And now, the long-promised explanation of the CMS distributed computing system. (I know, you have been on the edge of your seats all this time.)
Let’s start by considering boundary conditions. First, the LHC will produce a lot of data. Every year, the CMS detector will produce something like a petabyte of raw data. A petabyte is a million gigabytes, and if I did the calculation right, if stored on a set of DVD’s, they would stack up twice as high as the Nebraska state capitol, a famously tall building (if you know your Nebraska). This data needs to be processed (which usually means adding more information to it, making it bigger), stored and analyzed. On top of that there is an even larger amount of simulated data — if you are looking for new physics, you have to simulate it first so you know exactly what detector signatures you are looking for. Thus, we are talking many petabytes of data per year that we must work with.
Second, you may not notice this while tapping on your laptop, but computers require a significant amount of power and cooling for their operation. This has become a constraint on operating data centers; last year I went to a conference on computing in high-energy physics, and the whole week ended up being about power and cooling. (Yes, I was able to stay awake.) No single site can deploy enough power and cooling to support all of the computing needed for CMS data processing and analysis.
So, our answer is to run a highly-distributed computing system, with centers distributed around the globe. Now, this does present significant organizational challenges, but it also allows us to make use of computing expertise in every CMS country, and also gives people a sense of ownership — my vice-chancellor for research was much more interested in helping to pay for computers in Nebraska than he would have been to send computers to Switzerland.
To keep the system manageable, we’ve imposed a tiered hierarchy on it. Different computing centers are given different responsibilities, and are designed to meet those responsibilities. (“Design” here means how much CPU or disk they have, and what sort of networking requirements, etc.) A too-cool-for-school graphic showing how the whole thing works can be found here. The Tier-0 facility at CERN receives data directly from the detector, and it reconstructs events and writes a copy of the output to tape. This may not sound like much, but it saturates the resources that are available at CERN.
Data is then transferred to Tier-1 centers. CMS has seven of these, in the US (at Fermilab), the UK, France, Spain, Italy, Germany and Taiwan. These centers store some fraction of the data that come from CERN, and as we gain a better understanding of our detector behavior and of how we want to reconstruct the data, they also re-reconstruct their fraction of the data every now and then. They also make “skims” of these events — a particular physics measurement typically relies on only a portion of all the collisions that we record, so we split the data into different subsamples that will each be enriched in certain kinds of events.

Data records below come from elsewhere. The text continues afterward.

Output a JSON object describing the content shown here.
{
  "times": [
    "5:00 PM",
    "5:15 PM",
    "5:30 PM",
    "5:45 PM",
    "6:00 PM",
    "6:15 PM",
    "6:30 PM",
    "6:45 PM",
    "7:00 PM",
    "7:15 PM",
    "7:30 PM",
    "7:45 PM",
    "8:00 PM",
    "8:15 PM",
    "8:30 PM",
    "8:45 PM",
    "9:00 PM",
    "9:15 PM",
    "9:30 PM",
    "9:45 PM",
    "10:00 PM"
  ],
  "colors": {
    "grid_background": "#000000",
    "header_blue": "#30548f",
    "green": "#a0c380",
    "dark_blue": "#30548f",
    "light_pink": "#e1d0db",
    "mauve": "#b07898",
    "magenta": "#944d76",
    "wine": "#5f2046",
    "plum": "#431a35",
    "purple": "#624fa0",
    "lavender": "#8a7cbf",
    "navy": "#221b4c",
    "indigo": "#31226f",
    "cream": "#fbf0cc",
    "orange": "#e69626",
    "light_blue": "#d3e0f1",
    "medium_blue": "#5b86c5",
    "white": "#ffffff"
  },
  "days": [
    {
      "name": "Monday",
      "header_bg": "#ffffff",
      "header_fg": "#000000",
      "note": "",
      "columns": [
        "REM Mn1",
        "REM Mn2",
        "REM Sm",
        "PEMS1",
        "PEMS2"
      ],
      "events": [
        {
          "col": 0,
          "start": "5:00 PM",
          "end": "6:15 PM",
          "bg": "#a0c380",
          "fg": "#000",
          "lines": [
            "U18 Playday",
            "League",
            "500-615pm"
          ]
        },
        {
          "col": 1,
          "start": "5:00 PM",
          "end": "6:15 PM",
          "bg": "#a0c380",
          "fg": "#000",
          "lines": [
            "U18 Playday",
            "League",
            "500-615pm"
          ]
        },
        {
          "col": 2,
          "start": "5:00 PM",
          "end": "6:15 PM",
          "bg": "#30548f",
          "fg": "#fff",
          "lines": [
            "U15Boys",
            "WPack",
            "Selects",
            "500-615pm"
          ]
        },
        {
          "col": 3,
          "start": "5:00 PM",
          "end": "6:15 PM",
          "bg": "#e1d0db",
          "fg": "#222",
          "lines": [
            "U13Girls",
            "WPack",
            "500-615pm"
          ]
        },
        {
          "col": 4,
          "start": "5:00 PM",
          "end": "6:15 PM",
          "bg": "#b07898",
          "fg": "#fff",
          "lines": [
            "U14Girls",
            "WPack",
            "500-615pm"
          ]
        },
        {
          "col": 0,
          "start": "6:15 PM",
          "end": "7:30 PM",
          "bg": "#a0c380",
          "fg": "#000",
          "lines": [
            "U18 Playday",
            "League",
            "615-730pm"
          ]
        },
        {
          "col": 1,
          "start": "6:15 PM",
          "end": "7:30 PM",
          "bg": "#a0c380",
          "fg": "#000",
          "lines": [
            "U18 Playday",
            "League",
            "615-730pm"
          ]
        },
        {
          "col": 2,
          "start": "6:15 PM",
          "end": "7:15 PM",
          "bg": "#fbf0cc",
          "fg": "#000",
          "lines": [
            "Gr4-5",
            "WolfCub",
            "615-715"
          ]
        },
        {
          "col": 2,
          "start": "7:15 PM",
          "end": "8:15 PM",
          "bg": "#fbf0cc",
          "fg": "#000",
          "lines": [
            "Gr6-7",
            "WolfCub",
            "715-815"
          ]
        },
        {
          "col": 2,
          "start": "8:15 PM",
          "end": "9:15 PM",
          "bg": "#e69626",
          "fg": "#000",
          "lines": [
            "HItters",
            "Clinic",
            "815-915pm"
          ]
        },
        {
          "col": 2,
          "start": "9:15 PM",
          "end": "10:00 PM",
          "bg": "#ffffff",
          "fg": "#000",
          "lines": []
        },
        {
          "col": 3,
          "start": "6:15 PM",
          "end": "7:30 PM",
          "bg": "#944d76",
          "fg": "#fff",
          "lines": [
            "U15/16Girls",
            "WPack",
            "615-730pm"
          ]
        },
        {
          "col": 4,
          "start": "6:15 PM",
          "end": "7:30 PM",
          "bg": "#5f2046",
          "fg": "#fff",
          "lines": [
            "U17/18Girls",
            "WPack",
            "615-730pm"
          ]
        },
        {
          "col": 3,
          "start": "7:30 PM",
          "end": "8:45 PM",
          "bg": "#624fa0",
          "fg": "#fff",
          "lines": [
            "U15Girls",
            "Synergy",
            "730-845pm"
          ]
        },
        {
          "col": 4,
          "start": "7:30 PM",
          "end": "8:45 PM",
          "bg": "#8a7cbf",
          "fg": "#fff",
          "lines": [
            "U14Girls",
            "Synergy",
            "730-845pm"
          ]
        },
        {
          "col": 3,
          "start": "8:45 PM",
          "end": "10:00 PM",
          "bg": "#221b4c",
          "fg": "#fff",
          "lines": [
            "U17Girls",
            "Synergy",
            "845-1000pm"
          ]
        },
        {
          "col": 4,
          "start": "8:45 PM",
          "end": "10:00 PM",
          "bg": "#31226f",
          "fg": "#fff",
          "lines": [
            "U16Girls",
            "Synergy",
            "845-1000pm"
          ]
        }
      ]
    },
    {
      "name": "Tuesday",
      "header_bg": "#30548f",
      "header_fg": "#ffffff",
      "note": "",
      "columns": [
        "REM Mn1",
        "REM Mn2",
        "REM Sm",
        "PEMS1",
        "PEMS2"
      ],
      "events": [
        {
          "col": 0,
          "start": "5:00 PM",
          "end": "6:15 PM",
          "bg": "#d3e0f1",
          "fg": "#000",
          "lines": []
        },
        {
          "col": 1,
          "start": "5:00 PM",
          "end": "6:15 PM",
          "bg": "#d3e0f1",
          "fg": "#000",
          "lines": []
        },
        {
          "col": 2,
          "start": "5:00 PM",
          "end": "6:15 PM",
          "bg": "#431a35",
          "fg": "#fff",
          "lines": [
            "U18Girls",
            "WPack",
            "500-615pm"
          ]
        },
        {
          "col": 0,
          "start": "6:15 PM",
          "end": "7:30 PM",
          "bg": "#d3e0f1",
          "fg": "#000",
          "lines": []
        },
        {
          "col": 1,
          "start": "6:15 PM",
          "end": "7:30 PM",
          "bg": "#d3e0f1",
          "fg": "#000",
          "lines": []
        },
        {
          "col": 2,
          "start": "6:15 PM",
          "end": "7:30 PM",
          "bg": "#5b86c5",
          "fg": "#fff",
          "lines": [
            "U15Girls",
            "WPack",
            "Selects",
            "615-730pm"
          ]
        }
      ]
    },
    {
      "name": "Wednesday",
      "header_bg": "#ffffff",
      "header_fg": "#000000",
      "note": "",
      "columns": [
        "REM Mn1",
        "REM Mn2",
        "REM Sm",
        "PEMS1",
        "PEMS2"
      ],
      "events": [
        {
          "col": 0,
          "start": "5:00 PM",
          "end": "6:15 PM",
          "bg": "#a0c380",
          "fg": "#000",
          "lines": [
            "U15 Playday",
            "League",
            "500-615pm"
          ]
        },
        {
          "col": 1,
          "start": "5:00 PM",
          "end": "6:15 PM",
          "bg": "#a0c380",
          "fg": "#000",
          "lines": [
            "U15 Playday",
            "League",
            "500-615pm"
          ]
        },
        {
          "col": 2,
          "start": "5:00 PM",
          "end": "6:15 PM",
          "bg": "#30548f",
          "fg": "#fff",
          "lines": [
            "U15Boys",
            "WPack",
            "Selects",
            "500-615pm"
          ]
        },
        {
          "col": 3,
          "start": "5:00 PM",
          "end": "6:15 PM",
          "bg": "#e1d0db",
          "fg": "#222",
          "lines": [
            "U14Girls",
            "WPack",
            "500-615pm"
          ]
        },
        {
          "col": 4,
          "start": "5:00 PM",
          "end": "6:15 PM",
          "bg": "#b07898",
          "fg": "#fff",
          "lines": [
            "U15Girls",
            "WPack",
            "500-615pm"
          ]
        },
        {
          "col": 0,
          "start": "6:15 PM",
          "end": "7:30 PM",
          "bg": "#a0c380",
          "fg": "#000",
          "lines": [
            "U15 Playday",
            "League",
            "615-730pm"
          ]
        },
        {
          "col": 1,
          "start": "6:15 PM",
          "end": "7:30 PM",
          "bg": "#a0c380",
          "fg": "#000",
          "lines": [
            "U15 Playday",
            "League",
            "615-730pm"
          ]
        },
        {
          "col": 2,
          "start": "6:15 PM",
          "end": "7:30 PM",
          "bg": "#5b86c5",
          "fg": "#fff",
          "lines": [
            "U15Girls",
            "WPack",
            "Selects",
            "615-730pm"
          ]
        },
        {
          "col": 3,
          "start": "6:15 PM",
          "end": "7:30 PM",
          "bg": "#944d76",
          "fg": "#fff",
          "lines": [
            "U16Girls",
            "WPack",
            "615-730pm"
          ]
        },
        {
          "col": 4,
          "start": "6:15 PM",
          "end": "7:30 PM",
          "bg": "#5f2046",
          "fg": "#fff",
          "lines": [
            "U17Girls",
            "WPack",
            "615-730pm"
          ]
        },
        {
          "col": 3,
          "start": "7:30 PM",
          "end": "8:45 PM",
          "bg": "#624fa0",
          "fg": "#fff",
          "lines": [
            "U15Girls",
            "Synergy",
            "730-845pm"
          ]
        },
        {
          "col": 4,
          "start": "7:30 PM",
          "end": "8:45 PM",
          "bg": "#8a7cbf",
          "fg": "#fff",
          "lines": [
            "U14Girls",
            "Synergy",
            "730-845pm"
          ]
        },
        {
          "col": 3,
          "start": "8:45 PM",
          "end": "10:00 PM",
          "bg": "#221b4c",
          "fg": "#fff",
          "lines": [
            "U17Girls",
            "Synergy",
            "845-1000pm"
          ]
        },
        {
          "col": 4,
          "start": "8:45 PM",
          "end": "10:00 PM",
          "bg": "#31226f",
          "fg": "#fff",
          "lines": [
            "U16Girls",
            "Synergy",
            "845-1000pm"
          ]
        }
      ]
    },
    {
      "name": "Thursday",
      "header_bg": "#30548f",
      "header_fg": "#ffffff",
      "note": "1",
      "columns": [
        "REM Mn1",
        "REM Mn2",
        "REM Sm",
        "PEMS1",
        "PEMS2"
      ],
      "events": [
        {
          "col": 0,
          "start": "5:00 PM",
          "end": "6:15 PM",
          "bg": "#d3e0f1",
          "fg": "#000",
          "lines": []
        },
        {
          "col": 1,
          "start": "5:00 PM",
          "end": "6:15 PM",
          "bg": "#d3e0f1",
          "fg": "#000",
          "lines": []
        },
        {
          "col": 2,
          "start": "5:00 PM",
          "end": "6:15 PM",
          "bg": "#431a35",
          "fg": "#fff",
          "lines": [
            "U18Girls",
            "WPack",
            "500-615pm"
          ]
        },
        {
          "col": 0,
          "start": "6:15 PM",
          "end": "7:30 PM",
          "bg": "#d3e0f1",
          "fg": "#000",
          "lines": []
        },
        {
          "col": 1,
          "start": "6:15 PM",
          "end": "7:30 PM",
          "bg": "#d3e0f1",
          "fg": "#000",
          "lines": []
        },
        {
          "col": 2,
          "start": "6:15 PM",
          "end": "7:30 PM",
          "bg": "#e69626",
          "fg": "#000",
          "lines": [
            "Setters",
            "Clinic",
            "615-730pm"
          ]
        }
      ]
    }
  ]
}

Note that in all this no one has yet made a plot that will appear in a journal publication! This starts to happen at Tier-2 sites; that’s where skims get placed for general users to analyze them. There are about forty of these sites spread over five continents, and they are also responsible for generating all of that simulated data mentioned earlier. This makes the Tier-2 sites very diverse and dynamic facilities — they are responsible to many different people trying to do many different things.
I have surely rambled on enough for a single posting, so some other time I will write about some of the particular challenges we face in making this system work. Suffice it to say that I spend a lot of time thinking about it. I try not to let it keep me up at night, but sometimes the title turns out to be true. Sorry, I needed to come up with a title for this post, and while “Trail of tiers” was more appropriate, it also has negative connotations in Native American history.